Sewaktu mengkomentari buku itu, Glenn A. Goldberg, seorang direktur eksekutif lembaga yang bergerak dalam penanganan Child Abuse ( anak-anak yang diperlakukan dengan kejam) mengatakan jutaan anak-anak menerima penolakan orang tua. Kisah-kisah penganiayaan anak oleh orang dewasa di tengah keluarga semakin hari merambat dengan cepat melampaui angka wajar.  Bagaimana keadaan itu kalau dilihat dari sisi situasi tanah air kita?  Dipastikan jumlah yang muncul di permukaan seperti kisah penganiayaan ibu tiri kepada Arie Hanggara dan anak anak lain yang senasib, hanya berupa fenomena gunung es. Sebenarnya angka yang bisa ditelusuri lewat peristiwa nyata sebagaimaa diungkap di pemberitaan, hanya sedikit sekali dibanding kenyataan yang sesungguhnya. Terakhir ini kisah penganiayaan semakin banyak jumlahnya di Indonesia terbukti dengan maraknya  pemberitaan betapa sibuknya Komnas Perlindungan Anak menangani kasus-kasus penyiksaan yang biasanya menyangkut perlakuan kasar secara fisik, emosional dan seksual.

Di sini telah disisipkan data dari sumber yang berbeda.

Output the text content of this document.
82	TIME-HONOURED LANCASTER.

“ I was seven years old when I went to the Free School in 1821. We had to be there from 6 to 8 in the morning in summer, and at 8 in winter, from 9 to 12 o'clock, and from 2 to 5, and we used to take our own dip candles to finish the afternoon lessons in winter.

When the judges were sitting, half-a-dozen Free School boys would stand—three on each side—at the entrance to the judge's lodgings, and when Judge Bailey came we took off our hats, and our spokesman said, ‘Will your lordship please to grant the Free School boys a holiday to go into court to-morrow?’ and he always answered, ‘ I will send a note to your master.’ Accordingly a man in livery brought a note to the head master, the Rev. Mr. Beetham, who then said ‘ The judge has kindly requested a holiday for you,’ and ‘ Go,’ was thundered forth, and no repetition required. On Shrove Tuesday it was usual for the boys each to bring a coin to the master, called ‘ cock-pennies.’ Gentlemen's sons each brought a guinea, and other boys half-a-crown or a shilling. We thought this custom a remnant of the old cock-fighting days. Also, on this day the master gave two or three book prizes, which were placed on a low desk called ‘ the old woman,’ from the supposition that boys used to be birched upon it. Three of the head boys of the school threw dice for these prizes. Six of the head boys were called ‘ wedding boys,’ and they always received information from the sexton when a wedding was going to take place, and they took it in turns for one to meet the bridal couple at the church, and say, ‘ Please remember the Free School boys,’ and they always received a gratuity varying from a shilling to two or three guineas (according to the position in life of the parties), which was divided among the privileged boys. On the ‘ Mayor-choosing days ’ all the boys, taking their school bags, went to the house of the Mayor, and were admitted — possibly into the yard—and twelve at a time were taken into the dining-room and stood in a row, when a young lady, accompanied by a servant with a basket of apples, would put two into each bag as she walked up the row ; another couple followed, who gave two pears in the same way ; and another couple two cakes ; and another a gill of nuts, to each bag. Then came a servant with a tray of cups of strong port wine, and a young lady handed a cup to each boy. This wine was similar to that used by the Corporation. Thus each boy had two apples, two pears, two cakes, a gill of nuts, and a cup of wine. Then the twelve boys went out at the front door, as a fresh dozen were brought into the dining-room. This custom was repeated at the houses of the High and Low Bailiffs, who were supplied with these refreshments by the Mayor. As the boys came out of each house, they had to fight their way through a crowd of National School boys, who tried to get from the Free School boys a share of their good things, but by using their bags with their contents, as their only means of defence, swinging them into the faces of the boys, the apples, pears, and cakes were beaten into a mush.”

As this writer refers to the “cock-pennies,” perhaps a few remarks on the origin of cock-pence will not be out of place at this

Seandainyapun mereka bisa terlepas dari kondisi yang mengerikan itu, belum tentu mereka terbebas secara utuh. Ternyata banyaknya kasus anak berandalan, gadis yang terjerumus ke lembah hitam, hidup dengan seks menyimpang seperti lesbian, homoseks bahkan pecandu-pecandu narkoba menurut penelusuran sebagian besar diantar mereka adalah korban kekerasan di masa lalu dan masih menyimpan trauma walaupun kejadian itu telah lama berlalu. Memang dampak kekerasan akan mempengaruhi jiwa korban dan akan meninggalkan luka batin, traumatis, depresi, ketakutan yang berkepanjangan, dendam yang memicu tindakan kriminal dll. Fakta mengejutkan dalam jangka waktu tahun 1999 -  2000 dijumpai  138 kasus bunuh diri di Amerika karena tidak tahan menerima perlakuan kekerasan di tengah keluarga. Di Jepang, hasil penelitian mahasiswa  psikologi terhadap 100 orang pemakai Narkoba, lebih 60 % menyatakan faktor penyebabnya berasal dari kekecewaan terhadap orang tua mereka yang berlaku kasar kepada mereka.
Masih adakah kekerasan lain? ada. Kekerasan yang dilakukan oleh suami terhadap istri. Di bulan bulan awal tahun 2008, di salah satu Media diberitakan kisah memilukan terhadap seorang ibu rumah tangga yang masih belia. Hanya karena alasan cemburu, suaminya dengan tega memukuli, membakar dan membunuh istrinya. Dengan kekejaman yang amat sadis suami melakukan itu dihadapan anak-anaknya.  Kemanakah hati nurani sang suami yang berlaku kejam itu? Apakah dia tidak pernah mengingat anak-anak yang masih membutuhkan cinta kasih ibu yang melahirkanya itu? Kekerasan yang terjadi antara suami dan istri justru menjadi faktor penyebab perceraian tertinggi di dunia, seperti di Amerika dan negara maju lainnya yang persentasenya lebih dari 40 %.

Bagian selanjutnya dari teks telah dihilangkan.